The fundamental misunderstanding here is actually one of intellectual history. Many evangelical Protestants in particular envisage the world before the revelation of God to Abraham, but sometime after the Fall, as a Hobbesian one of “all-against-all.” This is not limited to evangelical Christians. Many Muslims also conceive of the pre-Islamic jahiliyya in Arabia as one of pagan darkness and debauchery. The root misunderstanding is conceiving of morality and ethics as a historical human invention, as opposed to formalizations of deep cognitive intuitions and social-cultural adaptations.

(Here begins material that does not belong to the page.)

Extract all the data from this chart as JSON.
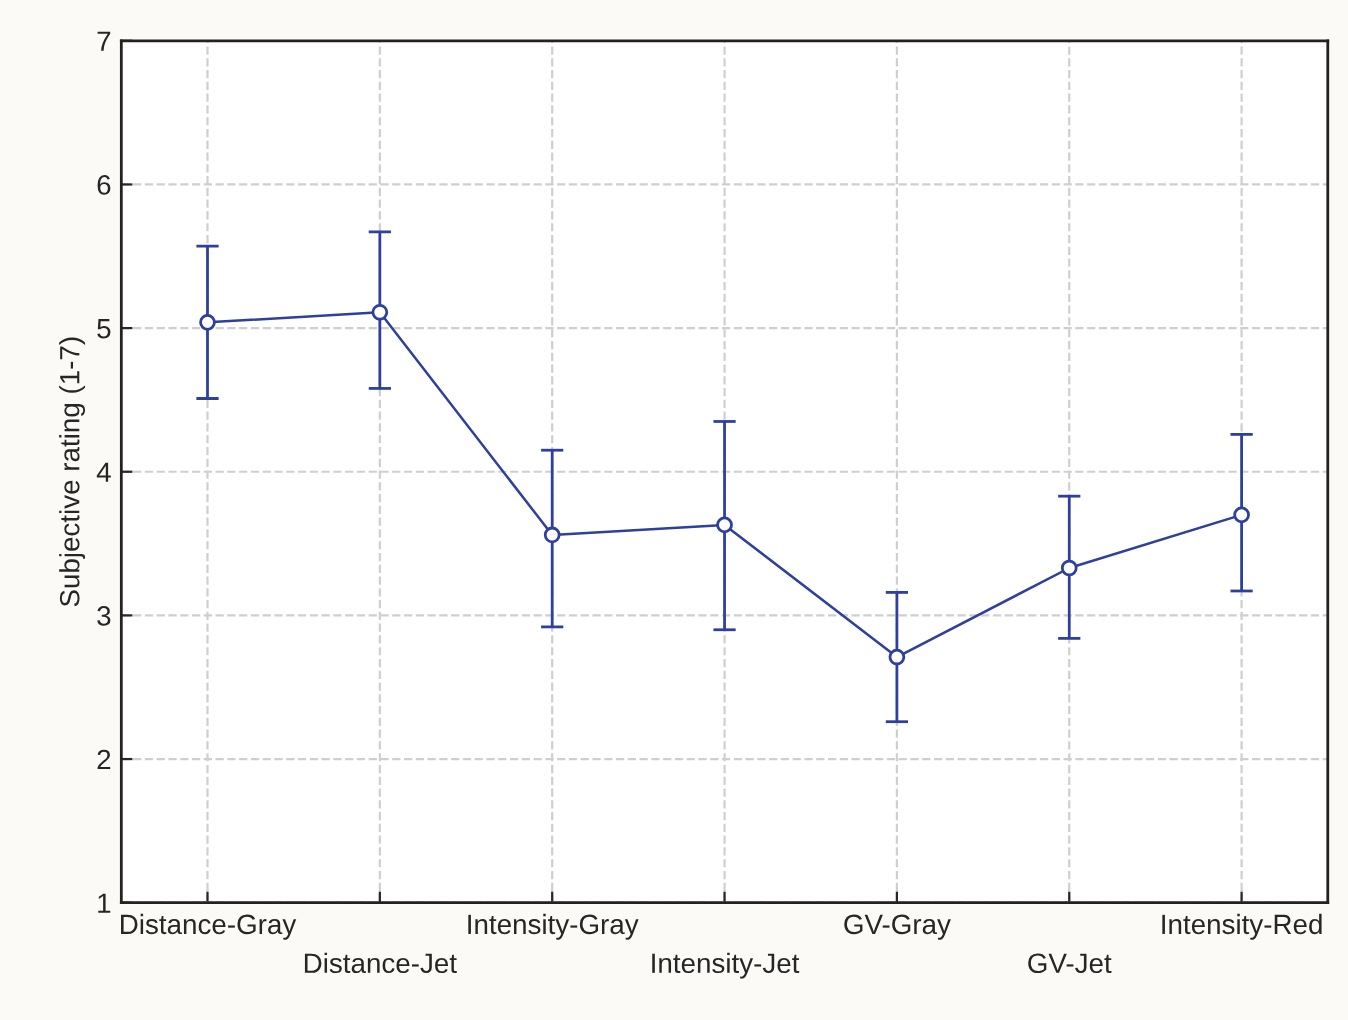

Broadly, I agree with Peter Turchin that the origin of modern organized religions has its ultimate roots in the social and institutional needs of pan-ethnic imperial systems during the Axial Age. The synthesis of a supernatural Weltanschauung with the nascent enterprise of philosophy and the older intuitions of tribalism allowed for the emergence of the multi-textured phenomenon which we now term organized religion. Religion co-opted and promoted morality, but it did not invent it. The Israelites put in their Lord God’s mouth their own morality that was existent before his invention! Prior to the development of organized religion it seems likely that the connection between supernatural agency and morality was more tenuous and conditional (and even then, the angry and jealous petulant Yahweh of the Hebrew Bible has plenty of glimmers of the amoral gods of yore).
That is why even with the diminishing of organized religion in the modern West there has not been a correlated rise in crimes such as murder. The connection between ethical monotheism and ethics is not nearly as necessary as the religious would have you believe. The chart at the top does not prove at all that irreligion leads to decrease in crime (on the contrary, there is modest evidence that religious involvement results in mild prosocial tendencies when you control for confounds). But, it does show starkly that over the last 25 years in the United States there has been a simultaneous decrease in violent crime, and, a massive wave of secularization. This contradicts a model which proposes that religion and ethical behavior are necessarily and deterministically associated.
So no, in the case of Josh Duggar it isn’t a matter of “there, but for the grace of God, go I.” I’ll let others psychoanalyze his behavior, but it isn’t a normal human impulse which has to be constrained by the teachings of religion. If religion has to teach you not to molest your sisters you’ve got a problem, son! And it has nothing to do with your soul.